WebPageTest ranks right up there with GTmetrix in terms of total breakdown of site performance. It does this by showing extreme details about what’s affecting your site speed in WordPress.
The only downside to this free tester is that you have to essentially “stand in line” and wait for an opening in the queue. And depending on the time of day, you could be waiting for several minutes.
Integrate Testing Tools in WordPress
GTmetrix is a free tool that is perfect for bloggers. Your free account comes with monthly credits you can use to dive into the nuts and bolts of how your website operates.

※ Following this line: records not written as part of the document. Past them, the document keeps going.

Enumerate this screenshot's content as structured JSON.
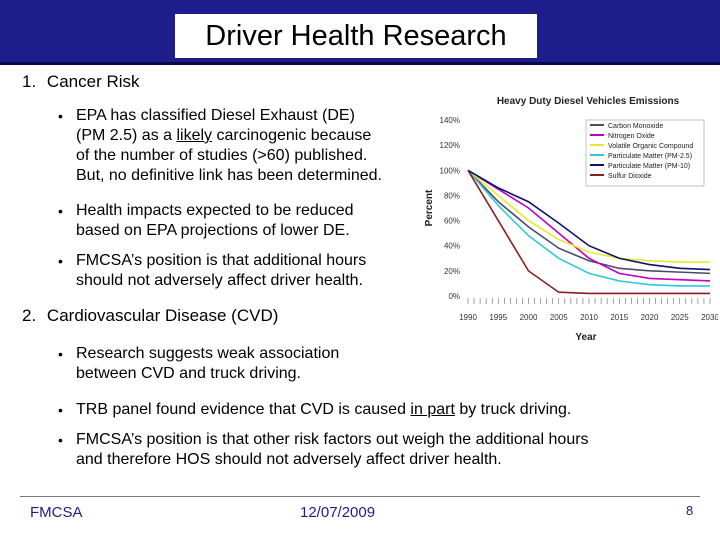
{
  "slide": {
    "title": "Driver Health Research",
    "section1": {
      "number": "1.",
      "heading": "Cancer Risk"
    },
    "s1_bullets": {
      "b1_l1_pre": "EPA has classified Diesel Exhaust (DE)",
      "b1_l2_pre": "(PM 2.5) as a ",
      "b1_l2_ul": "likely",
      "b1_l2_post": " carcinogenic because",
      "b1_l3": "of the number of studies (>60) published.",
      "b1_l4": "But, no definitive link has been determined.",
      "b2_l1": "Health impacts expected to be reduced",
      "b2_l2": "based on EPA projections of lower DE.",
      "b3_l1": "FMCSA’s position is that additional hours",
      "b3_l2": "should not adversely affect driver health."
    },
    "section2": {
      "number": "2.",
      "heading": "Cardiovascular Disease (CVD)"
    },
    "s2_bullets": {
      "b1_l1": "Research suggests weak association",
      "b1_l2": "between CVD and truck driving.",
      "b2_pre": "TRB panel found evidence that CVD is caused ",
      "b2_ul": "in part",
      "b2_post": " by truck driving.",
      "b3_l1": "FMCSA’s position is that other risk factors out weigh the additional hours",
      "b3_l2": "and therefore HOS should not adversely affect driver health."
    },
    "bullet_char": "•",
    "footer": {
      "left": "FMCSA",
      "date": "12/07/2009",
      "page": "8"
    }
  },
  "chart_data": {
    "type": "line",
    "title": "Heavy Duty Diesel Vehicles Emissions",
    "xlabel": "Year",
    "ylabel": "Percent",
    "x": [
      1990,
      1995,
      2000,
      2005,
      2010,
      2015,
      2020,
      2025,
      2030
    ],
    "x_tick_labels": [
      "1990",
      "1995",
      "2000",
      "2005",
      "2010",
      "2015",
      "2020",
      "2025",
      "2030"
    ],
    "y_tick_labels": [
      "0%",
      "20%",
      "40%",
      "60%",
      "80%",
      "100%",
      "120%",
      "140%"
    ],
    "ylim": [
      0,
      140
    ],
    "xlim": [
      1990,
      2030
    ],
    "grid": false,
    "legend_position": "top-right",
    "series": [
      {
        "name": "Carbon Monoxide",
        "color": "#4a4a6a",
        "values": [
          100,
          75,
          55,
          38,
          28,
          22,
          20,
          19,
          18
        ]
      },
      {
        "name": "Nitrogen Oxide",
        "color": "#c000c0",
        "values": [
          100,
          85,
          70,
          50,
          30,
          18,
          14,
          13,
          12
        ]
      },
      {
        "name": "Volatile Organic Compound",
        "color": "#e8e830",
        "values": [
          100,
          80,
          60,
          45,
          35,
          30,
          28,
          27,
          27
        ]
      },
      {
        "name": "Particulate Matter (PM-2.5)",
        "color": "#30c8d8",
        "values": [
          100,
          72,
          48,
          30,
          18,
          12,
          9,
          8,
          8
        ]
      },
      {
        "name": "Particulate Matter (PM-10)",
        "color": "#10106a",
        "values": [
          100,
          86,
          75,
          58,
          40,
          30,
          25,
          22,
          21
        ]
      },
      {
        "name": "Sulfur Dioxide",
        "color": "#8b2020",
        "values": [
          100,
          60,
          20,
          3,
          2,
          2,
          2,
          2,
          2
        ]
      }
    ]
  }
}
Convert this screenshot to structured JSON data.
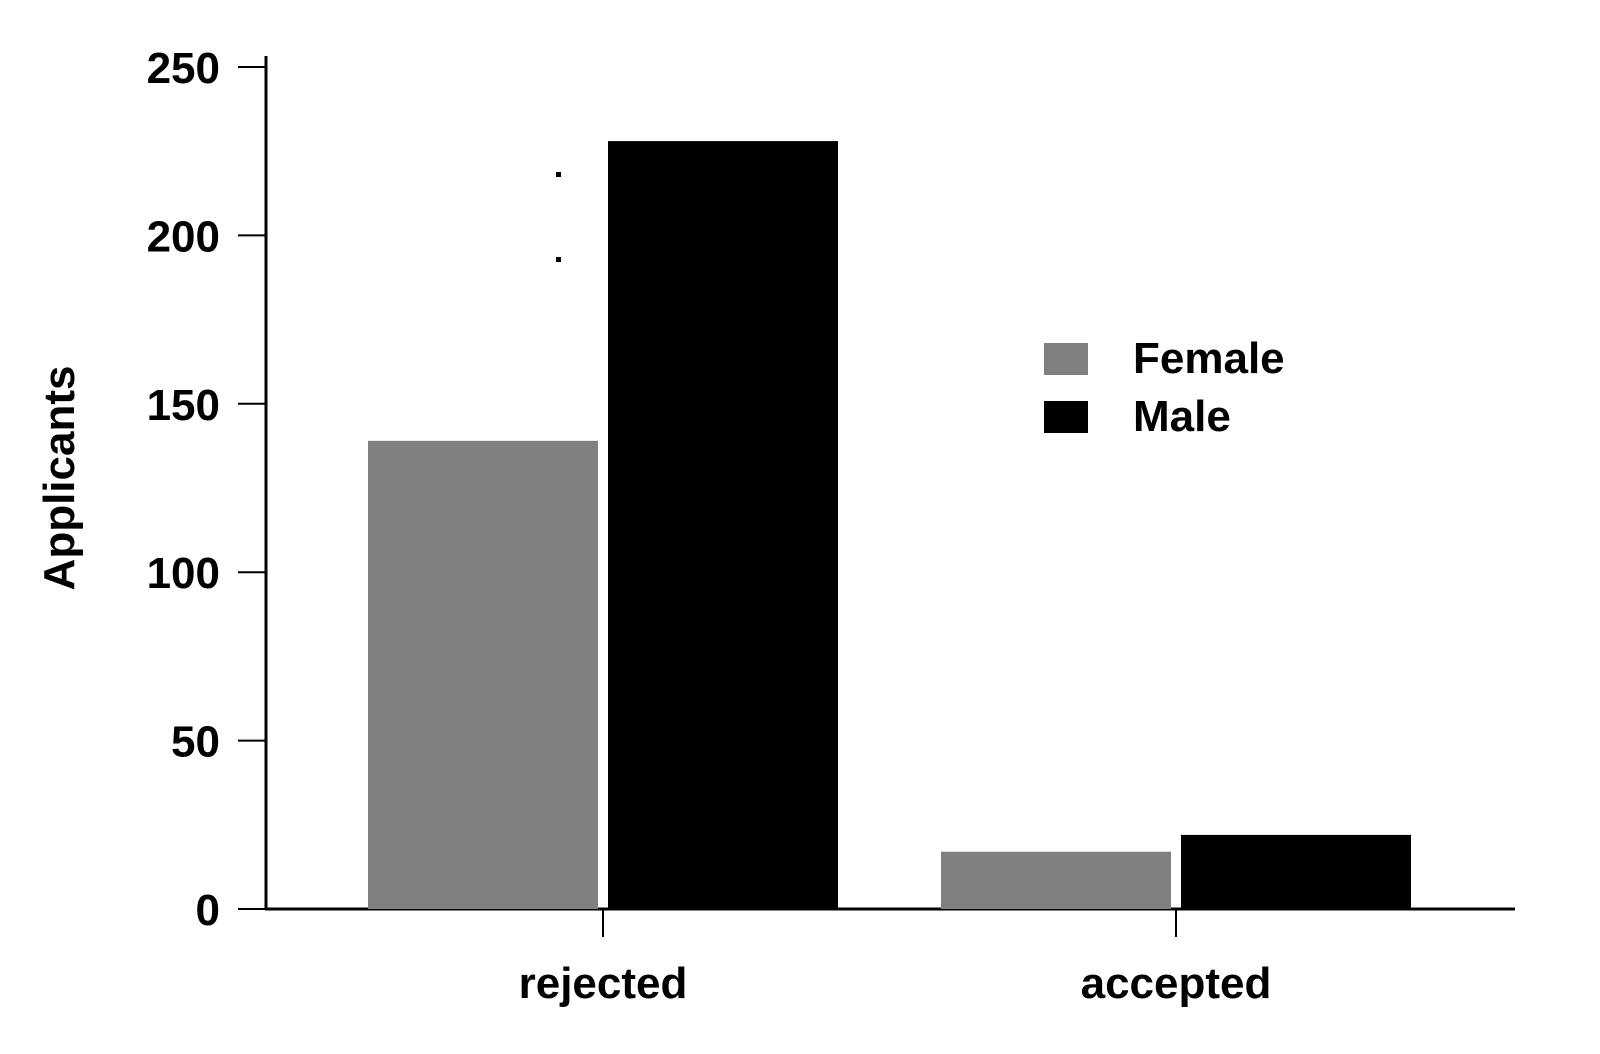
{
  "chart_data": {
    "type": "bar",
    "title": "",
    "xlabel": "",
    "ylabel": "Applicants",
    "categories": [
      "rejected",
      "accepted"
    ],
    "series": [
      {
        "name": "Female",
        "values": [
          139,
          17
        ],
        "color": "#808080"
      },
      {
        "name": "Male",
        "values": [
          228,
          22
        ],
        "color": "#000000"
      }
    ],
    "ylim": [
      0,
      250
    ],
    "yticks": [
      0,
      50,
      100,
      150,
      200,
      250
    ],
    "grid": false,
    "legend_position": "right"
  }
}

Personally, I like to integrate GTmetrix with WordPress using its plugin. This gives me a testing platform directly from the backend of the website. It’s great for examining WordPress site speed without having to open a new browser window.
You can also utilize the Google Site Kit plugin for WordPress. This lets you connect PageSpeed Insights directly to your site. Like GTmetrix, it lets you run tests on any post or page you have published.
When Should You Test WordPress Site Speed?
Normally, I run a test at least once per month to make sure that plugin and theme updates are not hindering speed optimization. I’ve seen some plugins hurt performance with a single update.
I’ll also test speed any time I make major changes to the website. Major changes can include:
- Using a different theme
- Adding frontend plugins that visitors see and use
- Custom layout changes or code snippets
- Migrations or restores from backups
- Creating child themes to use on the site
Anything that will impact or change how visitors experience your site is worth testing.
Make WordPress Faster for Your Audience
Speed is one of the biggest contributors to a superior user experience. And the user experience is what Google holds most dear. So, practicing WordPress optimization is pivotal for your success.
Do what you can to keep your site fast and efficient. I’ll make a difference in the user experience, which makes search algorithms happy.